A construction and engineering lawyer has stated that it is “only a matter of time” before “either the private or public sector” in Australia creates BIM protocols “to take fuller advantage of cost and time efficiencies” like other parts of the world.
Lindsay Prehn of CBP Lawyers has published a report looking at the various positive benefits that adopting a Building Information Modelling process can provide whilst also listing Australian BIM trends and comments on how although Australia are performing well in the world’s BIM climate, they can reach newer heights with more help.
Australia would benefit if specific protocols, universal definitions and standard form contracts were developed for the implementation of BIM, so that inconsistencies do not develop across jurisdictions,” expressed Prehn.
“The private sector has continued to embrace and drive the use of Building Information Modelling in Australia. BIMs have been used on recent high-profile projects such as Northwest Rail Link (NSW), Adelaide Oval (SA) and Cape Lambert Port B (WA) to name a few.
“While BIM is being widely used in Australia, its use in the market will not be assured until such time as there is greater certainty as to the protocols around how BIMs are implemented and how stakeholders’ rights are managed, either in an existing or a new legal framework.
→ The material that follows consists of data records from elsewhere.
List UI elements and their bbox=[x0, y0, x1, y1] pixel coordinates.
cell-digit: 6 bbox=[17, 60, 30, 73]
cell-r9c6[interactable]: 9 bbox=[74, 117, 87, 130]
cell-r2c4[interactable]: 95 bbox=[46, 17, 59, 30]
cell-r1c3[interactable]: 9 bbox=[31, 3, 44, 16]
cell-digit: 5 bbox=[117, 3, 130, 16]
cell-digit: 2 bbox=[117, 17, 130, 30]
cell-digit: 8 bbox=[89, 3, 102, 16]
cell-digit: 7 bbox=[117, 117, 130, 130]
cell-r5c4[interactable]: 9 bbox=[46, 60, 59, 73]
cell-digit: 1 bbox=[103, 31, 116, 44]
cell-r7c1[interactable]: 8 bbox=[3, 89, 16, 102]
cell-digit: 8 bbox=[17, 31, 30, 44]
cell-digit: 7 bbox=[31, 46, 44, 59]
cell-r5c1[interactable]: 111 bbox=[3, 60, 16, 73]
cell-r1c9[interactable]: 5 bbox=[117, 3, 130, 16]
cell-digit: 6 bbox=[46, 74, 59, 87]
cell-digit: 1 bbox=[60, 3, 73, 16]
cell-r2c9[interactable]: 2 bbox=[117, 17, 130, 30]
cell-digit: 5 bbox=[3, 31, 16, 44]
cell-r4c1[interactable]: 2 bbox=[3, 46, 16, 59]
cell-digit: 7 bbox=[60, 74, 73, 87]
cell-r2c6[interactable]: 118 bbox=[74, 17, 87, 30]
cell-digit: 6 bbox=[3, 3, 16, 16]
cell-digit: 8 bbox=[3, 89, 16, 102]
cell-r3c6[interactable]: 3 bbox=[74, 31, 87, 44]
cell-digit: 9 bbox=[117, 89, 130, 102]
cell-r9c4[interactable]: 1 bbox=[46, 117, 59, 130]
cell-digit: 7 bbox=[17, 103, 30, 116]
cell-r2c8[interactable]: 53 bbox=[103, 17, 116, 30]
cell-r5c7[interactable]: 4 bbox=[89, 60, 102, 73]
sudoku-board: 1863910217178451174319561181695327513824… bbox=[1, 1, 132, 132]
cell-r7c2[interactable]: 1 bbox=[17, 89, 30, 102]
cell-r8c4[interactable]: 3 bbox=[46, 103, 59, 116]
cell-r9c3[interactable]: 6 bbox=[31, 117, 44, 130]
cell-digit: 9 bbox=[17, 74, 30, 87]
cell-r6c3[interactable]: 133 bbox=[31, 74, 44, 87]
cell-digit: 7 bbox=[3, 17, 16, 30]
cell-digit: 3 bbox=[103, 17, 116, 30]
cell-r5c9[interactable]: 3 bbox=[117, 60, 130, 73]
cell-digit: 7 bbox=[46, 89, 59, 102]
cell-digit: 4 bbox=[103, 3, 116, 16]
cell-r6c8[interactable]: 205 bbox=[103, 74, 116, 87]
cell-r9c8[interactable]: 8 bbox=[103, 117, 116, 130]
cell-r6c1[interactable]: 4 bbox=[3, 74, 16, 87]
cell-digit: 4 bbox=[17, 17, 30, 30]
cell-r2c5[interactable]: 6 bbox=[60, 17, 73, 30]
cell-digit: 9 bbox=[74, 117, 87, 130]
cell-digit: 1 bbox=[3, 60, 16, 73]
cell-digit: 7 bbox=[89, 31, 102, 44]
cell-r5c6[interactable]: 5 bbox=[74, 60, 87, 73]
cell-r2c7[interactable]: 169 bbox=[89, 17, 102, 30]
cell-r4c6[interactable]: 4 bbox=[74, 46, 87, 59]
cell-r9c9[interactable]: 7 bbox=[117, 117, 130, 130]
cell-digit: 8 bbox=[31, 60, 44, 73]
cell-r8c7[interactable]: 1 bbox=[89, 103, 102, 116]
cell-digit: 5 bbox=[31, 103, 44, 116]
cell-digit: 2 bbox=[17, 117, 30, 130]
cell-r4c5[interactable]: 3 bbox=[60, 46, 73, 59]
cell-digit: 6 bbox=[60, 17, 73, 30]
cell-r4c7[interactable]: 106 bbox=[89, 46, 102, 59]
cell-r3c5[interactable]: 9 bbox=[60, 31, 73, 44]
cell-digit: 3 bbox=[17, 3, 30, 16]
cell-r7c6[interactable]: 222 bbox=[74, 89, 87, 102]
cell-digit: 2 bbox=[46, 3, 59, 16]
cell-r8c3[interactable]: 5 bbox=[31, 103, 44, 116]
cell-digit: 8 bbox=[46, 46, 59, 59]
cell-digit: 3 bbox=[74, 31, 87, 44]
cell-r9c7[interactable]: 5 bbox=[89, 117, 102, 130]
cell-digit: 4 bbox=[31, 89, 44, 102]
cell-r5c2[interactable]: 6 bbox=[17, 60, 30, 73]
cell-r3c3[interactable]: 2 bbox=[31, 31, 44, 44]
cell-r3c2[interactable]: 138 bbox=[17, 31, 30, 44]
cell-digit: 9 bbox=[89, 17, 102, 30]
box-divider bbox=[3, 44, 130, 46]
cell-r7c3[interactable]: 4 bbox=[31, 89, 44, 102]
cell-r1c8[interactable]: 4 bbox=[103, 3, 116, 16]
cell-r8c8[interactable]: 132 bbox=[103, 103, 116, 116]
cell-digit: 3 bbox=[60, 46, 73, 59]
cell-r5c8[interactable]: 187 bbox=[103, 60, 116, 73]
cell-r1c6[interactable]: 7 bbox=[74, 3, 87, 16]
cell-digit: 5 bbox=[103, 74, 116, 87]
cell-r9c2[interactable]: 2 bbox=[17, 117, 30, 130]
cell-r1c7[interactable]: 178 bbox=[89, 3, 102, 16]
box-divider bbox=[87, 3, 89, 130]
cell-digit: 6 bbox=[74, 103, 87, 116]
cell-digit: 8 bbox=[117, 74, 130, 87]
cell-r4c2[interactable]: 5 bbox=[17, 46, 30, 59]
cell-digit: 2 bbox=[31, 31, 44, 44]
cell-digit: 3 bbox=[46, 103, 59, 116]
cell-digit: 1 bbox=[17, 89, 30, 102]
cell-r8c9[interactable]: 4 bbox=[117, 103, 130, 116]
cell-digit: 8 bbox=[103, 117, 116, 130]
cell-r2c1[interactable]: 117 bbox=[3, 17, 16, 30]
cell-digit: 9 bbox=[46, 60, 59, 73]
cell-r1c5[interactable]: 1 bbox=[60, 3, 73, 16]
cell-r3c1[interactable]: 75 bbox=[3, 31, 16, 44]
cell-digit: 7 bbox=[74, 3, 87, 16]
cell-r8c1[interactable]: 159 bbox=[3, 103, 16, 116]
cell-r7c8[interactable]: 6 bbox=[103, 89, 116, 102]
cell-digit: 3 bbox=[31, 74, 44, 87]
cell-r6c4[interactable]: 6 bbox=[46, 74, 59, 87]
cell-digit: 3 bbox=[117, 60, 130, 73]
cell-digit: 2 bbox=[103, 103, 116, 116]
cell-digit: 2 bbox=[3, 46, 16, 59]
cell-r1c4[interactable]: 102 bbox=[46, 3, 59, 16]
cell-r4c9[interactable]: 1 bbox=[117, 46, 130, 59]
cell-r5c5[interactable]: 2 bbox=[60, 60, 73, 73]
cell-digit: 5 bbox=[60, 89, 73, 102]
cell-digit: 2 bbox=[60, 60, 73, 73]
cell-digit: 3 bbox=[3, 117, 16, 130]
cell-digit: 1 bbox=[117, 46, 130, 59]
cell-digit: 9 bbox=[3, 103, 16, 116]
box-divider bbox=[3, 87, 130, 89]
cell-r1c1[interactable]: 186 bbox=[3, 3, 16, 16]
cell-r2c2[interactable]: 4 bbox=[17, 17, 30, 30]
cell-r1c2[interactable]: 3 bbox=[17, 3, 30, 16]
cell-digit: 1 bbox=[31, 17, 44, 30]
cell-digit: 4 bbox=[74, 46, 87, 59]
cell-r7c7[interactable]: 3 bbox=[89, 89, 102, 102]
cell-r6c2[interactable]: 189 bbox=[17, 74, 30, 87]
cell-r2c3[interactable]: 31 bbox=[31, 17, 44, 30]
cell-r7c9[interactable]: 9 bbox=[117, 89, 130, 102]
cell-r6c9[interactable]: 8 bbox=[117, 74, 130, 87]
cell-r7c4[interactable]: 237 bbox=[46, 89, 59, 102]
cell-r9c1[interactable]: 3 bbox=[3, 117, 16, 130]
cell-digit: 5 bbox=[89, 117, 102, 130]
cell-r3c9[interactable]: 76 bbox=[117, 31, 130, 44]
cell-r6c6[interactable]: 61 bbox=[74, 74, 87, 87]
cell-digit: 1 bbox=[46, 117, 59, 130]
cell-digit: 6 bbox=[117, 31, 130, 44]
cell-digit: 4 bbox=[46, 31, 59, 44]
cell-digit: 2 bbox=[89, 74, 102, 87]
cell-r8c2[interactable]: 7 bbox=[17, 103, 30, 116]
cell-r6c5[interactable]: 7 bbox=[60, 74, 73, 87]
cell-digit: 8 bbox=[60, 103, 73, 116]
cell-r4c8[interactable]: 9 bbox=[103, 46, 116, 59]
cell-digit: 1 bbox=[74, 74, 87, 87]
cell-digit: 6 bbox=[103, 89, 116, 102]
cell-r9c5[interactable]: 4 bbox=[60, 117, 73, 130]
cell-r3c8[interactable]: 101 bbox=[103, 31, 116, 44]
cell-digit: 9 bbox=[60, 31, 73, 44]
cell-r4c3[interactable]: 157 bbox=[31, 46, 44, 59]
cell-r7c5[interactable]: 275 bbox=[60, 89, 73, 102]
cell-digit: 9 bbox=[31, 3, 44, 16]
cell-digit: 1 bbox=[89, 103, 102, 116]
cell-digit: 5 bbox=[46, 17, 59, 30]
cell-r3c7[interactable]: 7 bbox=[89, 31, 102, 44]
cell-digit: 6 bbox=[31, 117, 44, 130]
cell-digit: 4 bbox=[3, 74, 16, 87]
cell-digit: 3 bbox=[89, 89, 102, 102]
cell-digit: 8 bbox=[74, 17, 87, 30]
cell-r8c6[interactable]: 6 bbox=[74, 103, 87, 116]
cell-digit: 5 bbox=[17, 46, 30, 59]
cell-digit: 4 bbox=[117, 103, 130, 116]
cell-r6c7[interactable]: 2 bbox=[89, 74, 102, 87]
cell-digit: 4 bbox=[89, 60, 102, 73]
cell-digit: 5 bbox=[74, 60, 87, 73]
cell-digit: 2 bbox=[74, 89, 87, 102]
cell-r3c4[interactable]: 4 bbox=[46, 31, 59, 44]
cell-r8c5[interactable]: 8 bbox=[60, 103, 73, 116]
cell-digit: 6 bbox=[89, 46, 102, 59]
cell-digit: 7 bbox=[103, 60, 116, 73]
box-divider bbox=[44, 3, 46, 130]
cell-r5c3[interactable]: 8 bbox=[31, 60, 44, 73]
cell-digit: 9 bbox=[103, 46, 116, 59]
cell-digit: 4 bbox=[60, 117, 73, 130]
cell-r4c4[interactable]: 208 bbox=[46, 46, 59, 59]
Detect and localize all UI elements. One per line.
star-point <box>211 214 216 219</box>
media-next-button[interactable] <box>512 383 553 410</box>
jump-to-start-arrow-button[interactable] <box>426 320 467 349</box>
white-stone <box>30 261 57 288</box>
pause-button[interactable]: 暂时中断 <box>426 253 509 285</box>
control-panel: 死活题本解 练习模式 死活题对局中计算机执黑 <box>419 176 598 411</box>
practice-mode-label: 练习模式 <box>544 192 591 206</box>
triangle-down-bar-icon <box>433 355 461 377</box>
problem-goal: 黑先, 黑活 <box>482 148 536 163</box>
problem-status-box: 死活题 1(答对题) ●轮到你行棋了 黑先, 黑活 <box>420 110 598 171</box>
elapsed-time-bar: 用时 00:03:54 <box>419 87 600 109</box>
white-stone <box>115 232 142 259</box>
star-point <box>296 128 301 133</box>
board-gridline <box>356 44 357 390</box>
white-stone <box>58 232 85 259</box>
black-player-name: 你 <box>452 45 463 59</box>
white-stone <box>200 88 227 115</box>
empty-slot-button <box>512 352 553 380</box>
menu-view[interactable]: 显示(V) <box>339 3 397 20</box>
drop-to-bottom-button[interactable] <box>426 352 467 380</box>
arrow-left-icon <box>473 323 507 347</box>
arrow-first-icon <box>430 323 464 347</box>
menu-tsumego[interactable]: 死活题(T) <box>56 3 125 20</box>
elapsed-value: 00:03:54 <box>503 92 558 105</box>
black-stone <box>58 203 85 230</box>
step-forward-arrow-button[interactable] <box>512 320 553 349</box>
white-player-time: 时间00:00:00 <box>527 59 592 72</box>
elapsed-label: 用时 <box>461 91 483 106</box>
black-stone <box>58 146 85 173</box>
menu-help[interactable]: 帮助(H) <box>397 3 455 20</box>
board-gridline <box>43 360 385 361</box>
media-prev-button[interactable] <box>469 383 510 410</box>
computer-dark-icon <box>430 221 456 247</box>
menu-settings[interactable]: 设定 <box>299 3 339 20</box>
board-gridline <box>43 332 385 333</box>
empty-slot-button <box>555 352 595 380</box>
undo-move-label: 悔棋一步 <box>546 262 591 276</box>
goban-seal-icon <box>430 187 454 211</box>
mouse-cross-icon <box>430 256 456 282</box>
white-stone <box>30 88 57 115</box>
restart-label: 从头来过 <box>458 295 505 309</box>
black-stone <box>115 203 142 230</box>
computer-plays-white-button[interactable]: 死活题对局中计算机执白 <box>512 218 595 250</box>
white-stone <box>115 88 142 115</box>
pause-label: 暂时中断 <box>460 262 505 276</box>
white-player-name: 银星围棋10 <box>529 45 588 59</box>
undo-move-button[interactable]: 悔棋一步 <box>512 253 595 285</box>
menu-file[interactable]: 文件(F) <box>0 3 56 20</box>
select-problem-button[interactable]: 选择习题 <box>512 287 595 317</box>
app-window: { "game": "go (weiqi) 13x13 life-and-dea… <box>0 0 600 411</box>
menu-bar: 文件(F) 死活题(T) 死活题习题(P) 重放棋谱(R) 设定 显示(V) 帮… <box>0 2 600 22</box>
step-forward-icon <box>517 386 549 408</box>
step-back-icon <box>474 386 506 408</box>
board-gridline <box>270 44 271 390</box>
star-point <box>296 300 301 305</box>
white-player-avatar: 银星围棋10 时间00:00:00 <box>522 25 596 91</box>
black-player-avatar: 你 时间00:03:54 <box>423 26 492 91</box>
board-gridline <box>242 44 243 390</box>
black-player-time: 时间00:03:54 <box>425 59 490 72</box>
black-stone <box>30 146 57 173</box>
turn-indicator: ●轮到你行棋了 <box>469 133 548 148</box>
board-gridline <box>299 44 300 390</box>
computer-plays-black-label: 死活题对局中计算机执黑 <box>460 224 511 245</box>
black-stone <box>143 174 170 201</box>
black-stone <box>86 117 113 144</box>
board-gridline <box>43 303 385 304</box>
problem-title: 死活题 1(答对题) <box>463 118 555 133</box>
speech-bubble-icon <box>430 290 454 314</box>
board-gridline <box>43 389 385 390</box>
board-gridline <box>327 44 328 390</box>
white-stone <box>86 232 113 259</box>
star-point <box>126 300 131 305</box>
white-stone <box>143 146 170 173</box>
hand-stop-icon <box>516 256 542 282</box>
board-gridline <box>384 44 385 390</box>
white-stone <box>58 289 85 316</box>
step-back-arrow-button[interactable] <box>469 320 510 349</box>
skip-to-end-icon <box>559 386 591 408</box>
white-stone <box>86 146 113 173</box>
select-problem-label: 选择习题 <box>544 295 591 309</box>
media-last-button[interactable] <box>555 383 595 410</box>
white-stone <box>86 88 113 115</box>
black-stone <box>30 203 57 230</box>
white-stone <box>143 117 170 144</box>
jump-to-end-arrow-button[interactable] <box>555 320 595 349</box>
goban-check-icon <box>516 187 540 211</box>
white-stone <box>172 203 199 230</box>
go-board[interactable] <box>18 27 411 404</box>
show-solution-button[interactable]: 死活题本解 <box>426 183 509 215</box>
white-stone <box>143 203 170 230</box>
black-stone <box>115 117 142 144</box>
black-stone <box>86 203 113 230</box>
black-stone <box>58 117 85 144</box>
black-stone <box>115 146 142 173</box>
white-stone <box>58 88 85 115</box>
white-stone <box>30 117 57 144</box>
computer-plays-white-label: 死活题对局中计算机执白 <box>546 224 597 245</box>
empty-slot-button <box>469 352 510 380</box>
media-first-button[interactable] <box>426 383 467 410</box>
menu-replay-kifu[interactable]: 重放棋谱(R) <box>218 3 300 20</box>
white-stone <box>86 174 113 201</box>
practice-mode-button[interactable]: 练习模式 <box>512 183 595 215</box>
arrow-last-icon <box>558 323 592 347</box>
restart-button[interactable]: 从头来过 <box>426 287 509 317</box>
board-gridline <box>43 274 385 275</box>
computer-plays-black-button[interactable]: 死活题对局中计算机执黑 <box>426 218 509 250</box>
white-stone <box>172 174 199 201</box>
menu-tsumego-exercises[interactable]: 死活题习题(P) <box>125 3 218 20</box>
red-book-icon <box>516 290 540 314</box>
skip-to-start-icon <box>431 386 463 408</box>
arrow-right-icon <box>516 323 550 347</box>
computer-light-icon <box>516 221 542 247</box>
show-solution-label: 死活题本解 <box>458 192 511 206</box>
Some argue that this requires the government to take a formal or mandating position on the use of BIM.”
So in what ways can the rights of project stakeholders be improved compared the current situation? Prehn elaborates: “The great benefit of BIM is that it encourages greater collaboration between all stakeholders, resulting in time and cost efficiencies. However, it is this very collaboration that risks blurring the lines of responsibility between the various consultants, contractors and subcontractors, which raises the greatest concerns legally for how a party’s rights and responsibilities are managed when participating in a BIM.
“As there has been very little litigation regarding building information models, it remains to be seen what would happen in circumstances where a party submits incomplete design information.”
Although optimistic regarding the implementation of protocols, Prehn is also realistic, and believes that unfortunately, Australia is nowhere close to receiving a BIM mandate from the Government.
“As the use of BIM takes root in even wider aspects of construction, infrastructure and mining, it is surely only a matter of time before either the private or public sector formulates a protocol to take fuller advantage of the cost and time efficiencies which the US is already enjoying.
“While a helpful endorsement of the benefits of BIM, this is still a long way from a mandate and leaves the private sector to continue utilising BIM in a vacuum with no specific protocols for the implementation of BIM, no universal definitions and no standard form contracts.”